One view regards programming primarily as producing lines of code --for the latter, one of the speakers seriously used the hilarious acronym LOC!--; another view regards programming primarily as preventing an otherwise unmanageable complexity from emerging. The first view is too superficial to be helpful: it is like equating the study of a book with character recognition and the turning of the pages. It was however the one adhered to by many a speaker.
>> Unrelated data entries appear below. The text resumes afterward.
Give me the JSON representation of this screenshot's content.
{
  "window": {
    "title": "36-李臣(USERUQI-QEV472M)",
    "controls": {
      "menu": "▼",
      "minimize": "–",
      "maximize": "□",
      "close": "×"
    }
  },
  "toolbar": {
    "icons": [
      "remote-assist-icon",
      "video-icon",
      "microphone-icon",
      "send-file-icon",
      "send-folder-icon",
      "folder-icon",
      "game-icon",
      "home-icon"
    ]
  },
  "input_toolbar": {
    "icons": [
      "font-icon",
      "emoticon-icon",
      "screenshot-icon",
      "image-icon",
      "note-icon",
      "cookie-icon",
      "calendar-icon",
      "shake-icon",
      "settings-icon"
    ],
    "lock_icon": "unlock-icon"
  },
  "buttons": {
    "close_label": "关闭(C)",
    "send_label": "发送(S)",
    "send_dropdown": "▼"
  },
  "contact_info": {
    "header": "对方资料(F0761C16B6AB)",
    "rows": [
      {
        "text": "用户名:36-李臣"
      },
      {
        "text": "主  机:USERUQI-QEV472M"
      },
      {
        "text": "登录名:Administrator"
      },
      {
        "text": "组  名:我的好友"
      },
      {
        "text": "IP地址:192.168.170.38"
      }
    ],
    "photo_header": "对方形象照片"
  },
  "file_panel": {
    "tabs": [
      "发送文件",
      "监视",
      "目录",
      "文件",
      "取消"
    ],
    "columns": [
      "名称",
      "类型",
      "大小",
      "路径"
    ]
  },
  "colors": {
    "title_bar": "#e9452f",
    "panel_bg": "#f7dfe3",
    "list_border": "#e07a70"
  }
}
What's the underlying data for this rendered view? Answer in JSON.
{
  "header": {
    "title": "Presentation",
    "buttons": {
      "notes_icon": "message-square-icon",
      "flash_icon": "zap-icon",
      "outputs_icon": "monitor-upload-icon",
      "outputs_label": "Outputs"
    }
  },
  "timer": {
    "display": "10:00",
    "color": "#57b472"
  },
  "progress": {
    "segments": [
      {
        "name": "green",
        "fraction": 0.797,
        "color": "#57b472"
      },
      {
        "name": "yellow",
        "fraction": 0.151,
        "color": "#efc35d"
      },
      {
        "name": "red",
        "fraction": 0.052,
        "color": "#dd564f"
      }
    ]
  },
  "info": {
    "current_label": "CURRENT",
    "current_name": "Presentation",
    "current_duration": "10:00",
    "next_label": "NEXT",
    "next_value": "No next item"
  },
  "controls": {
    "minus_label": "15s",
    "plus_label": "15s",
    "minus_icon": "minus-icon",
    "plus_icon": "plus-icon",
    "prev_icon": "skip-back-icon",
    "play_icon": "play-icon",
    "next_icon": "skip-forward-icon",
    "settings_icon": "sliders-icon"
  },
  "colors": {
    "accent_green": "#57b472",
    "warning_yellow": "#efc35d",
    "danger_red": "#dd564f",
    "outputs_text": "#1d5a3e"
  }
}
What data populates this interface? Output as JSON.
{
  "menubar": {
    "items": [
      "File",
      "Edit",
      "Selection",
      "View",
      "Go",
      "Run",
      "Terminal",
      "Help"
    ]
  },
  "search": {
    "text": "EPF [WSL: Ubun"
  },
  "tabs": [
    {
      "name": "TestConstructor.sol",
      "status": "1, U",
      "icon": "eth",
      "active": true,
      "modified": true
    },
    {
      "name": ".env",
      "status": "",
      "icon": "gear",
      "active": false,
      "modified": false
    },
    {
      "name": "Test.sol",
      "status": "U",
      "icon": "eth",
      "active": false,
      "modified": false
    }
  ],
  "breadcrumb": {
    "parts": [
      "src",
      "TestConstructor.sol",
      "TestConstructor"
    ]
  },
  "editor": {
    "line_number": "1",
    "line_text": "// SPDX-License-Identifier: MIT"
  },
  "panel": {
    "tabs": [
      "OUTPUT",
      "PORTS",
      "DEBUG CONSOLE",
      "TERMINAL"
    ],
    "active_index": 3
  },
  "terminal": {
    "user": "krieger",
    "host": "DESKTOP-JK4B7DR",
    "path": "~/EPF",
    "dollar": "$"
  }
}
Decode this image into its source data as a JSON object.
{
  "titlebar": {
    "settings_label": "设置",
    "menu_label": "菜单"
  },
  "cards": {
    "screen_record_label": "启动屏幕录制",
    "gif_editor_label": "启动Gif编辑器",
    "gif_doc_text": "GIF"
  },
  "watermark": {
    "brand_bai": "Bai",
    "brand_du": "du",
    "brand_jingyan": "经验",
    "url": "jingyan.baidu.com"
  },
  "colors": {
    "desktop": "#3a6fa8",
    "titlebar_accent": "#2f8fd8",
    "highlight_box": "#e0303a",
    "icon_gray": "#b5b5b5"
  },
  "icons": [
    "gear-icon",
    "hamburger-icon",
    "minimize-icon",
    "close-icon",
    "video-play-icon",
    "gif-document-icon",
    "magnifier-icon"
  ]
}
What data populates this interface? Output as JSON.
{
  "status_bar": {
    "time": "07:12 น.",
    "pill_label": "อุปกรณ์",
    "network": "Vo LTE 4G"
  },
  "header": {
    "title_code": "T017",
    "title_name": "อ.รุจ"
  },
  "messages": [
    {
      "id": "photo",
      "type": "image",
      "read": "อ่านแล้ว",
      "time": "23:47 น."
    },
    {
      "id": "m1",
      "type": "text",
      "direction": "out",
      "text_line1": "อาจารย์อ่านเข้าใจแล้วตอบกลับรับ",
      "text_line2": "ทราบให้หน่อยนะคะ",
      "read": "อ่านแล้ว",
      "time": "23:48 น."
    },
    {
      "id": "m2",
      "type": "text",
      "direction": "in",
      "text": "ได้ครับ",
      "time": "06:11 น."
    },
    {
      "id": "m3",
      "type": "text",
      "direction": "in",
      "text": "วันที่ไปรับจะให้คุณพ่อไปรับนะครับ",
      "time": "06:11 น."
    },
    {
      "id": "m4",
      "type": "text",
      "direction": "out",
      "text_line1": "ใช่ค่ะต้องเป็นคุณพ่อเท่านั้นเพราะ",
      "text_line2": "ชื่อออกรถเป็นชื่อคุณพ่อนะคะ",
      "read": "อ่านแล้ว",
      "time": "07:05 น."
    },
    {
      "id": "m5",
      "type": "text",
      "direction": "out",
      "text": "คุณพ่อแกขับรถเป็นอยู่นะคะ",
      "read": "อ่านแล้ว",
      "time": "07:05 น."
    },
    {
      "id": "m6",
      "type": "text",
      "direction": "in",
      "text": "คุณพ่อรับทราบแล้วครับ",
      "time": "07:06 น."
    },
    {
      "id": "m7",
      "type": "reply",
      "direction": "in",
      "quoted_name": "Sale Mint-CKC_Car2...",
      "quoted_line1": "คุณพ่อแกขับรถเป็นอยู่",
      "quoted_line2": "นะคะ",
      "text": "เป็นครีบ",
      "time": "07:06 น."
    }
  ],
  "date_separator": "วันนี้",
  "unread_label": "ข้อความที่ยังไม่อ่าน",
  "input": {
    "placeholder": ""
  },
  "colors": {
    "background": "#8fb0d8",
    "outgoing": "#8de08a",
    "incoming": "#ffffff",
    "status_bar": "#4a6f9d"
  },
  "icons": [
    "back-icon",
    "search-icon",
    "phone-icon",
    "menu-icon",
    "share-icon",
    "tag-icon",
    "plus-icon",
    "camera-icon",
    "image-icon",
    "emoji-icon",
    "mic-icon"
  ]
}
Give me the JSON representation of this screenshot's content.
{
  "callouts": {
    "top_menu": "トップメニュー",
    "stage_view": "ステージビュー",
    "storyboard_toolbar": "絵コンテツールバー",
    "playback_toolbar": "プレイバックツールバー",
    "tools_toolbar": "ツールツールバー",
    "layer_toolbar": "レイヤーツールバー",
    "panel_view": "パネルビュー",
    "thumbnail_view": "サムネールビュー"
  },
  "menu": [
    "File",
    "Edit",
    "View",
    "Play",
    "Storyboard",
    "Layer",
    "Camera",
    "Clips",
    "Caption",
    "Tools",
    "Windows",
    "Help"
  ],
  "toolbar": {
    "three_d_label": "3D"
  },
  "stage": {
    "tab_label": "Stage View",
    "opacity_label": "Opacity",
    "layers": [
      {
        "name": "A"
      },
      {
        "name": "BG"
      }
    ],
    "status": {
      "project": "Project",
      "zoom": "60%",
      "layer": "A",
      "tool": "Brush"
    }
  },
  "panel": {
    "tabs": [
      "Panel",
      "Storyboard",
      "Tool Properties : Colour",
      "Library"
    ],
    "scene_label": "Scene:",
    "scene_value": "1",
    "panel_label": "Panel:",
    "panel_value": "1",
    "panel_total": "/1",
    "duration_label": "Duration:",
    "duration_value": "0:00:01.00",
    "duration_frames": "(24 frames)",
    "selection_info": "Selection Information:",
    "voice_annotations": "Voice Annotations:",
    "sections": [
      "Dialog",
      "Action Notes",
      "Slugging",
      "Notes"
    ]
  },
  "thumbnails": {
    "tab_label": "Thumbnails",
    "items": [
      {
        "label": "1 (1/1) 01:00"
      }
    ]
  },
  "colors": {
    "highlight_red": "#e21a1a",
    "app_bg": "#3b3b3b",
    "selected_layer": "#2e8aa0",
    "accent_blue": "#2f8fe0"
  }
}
I enjoyed myself thanks to the presence of C.Bron, S.D.Swierstra (who moderated the panel discussion) and B.Waumans, people I know for years but whom I encounter only rarely. The highlight, however, was being introduced to Mr. Ivor Catt, whom I had never met in person, though I knew very well who he was.By virtue of his involvement, Catt knows all the ins and outs of one of the major scientific scandals of the last 15 years, viz. the systematic suppression in the world of electronics of all publications about the phenomenon of the so-called glitch and its ramifications. Part of Catt has turned to the study of what one might call the sociology of science or the scientific establishment's mechanisms for the rejection of novel results. The story how once --on false accusations made at a secret meeting-- he had got immediate notice because it was thought mandatory that no one in the company, nor any of the company's --mostly military-- customers, should know of the glitch was typical.
(In EWD837 I mentioned Melliar-Smith's lecture on the fault-tolerant operating system designed for "flight control". One of the things it has been designed to capture is a malfunctioning caused by a glitch. In order to estimate the MTBF of the whole system, its designers needed to know the likelihood of a glitch, a figure the hardware designers have to provide. Today I heard that the electronic engineers of Bendix --the company manufacturing the hardware for the flight control system-- had been so well-conditioned that the glitch problem could not even be explained to them. I am not amazed.)